We quiz Ruth Harris, professor of nursing practice and innovation at the Faculty of Health and Social Care Sciences, run by Kingston University and St George’s, University of London.
Why did you decide to become a nurse?
I wanted a varied job, and to work with people. Two aunts were nurses and it seemed the obvious choice. I wanted to work in a caring profession and have never regretted the decision - you make choices and grow into them.
Where did you train?
Chelsea College (now King’s College) and St George’s Hospital. I never expected to be back at St George’s.
What was your first job?
I was a staff nurse on a female general medical ward at St James Hospital in Balham (linked to St George’s).
What do you think will change nursing in the next decade?
It will change hugely through technology. Much more care and treatment will be given in the community and nurses will lead services far more.
What makes a good nurse?
Good knowledge, skills, compassion and emotional intelligence. The desire to care.
What do you enjoy most about being in the health profession?
Working in a team is really important to me. Making a positive difference to people’s lives, often during periods of anxiety and stress.
If you could change one thing in health, what would it be?

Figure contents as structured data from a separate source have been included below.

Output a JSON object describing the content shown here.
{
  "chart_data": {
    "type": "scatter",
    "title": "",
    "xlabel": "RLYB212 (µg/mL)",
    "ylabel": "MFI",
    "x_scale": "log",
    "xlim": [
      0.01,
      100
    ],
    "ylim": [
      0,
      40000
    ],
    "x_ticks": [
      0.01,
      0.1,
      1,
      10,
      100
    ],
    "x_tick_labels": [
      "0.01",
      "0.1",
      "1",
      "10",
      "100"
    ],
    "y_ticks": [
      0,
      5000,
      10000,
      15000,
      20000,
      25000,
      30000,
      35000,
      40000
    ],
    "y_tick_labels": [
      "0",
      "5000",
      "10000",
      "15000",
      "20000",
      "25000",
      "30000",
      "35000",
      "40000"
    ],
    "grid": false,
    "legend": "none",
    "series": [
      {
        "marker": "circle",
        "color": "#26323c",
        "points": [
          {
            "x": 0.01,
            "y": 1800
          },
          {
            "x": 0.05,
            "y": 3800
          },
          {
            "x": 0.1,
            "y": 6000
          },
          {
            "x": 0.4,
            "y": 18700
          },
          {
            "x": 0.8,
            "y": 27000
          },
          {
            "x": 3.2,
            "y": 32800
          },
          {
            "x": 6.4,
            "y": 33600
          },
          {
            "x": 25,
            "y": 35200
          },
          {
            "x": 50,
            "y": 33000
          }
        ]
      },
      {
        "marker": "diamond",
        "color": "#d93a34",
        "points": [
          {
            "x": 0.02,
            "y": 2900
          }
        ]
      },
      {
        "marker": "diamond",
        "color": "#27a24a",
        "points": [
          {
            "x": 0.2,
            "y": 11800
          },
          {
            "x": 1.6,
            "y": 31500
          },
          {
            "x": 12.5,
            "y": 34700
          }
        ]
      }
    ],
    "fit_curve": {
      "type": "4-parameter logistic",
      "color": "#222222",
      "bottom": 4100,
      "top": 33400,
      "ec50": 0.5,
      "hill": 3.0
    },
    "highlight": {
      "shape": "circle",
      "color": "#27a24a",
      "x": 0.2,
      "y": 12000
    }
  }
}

It would be good to reduce paperwork to what is required.
How can you see nursing developing?
There are going to be a lot more opportunities for nurses to develop ways of organising and delivering care in both acute and community services.
What do you think about nursing becoming a degree-only profession?
A degree gives you additional skills and grounding in research. It gave me confidence, technical knowledge, skills and ability. A degree in itself doesn’t make a person more caring. A caring person with a degree will make a very strong team member.
What advice would you give to someone starting out?
It is important to understand a patient’s perspective, their condition and how much you can influence their experience of healthcare. Learn as much as you can from people you work with who you see as experts.
Who have you learnt most from in your career and why?
I have learnt a lot from so many people. Jenifer Wilson-Barnett, my PhD and MSc supervisor, was so encouraging. Lynn Batehup and Amanda Evans on the Byron Ward nursing development unit supported me to think critically about my practice. Patients have had a big influence, as have clinical and research colleagues.
How is the National Institute for Health Research study on interprofessional teamworking in stroke care progressing?
We are in the final stages. The final report will be submitted towards the end of the year. The next priority will be to generate good links and research with local healthcare providers.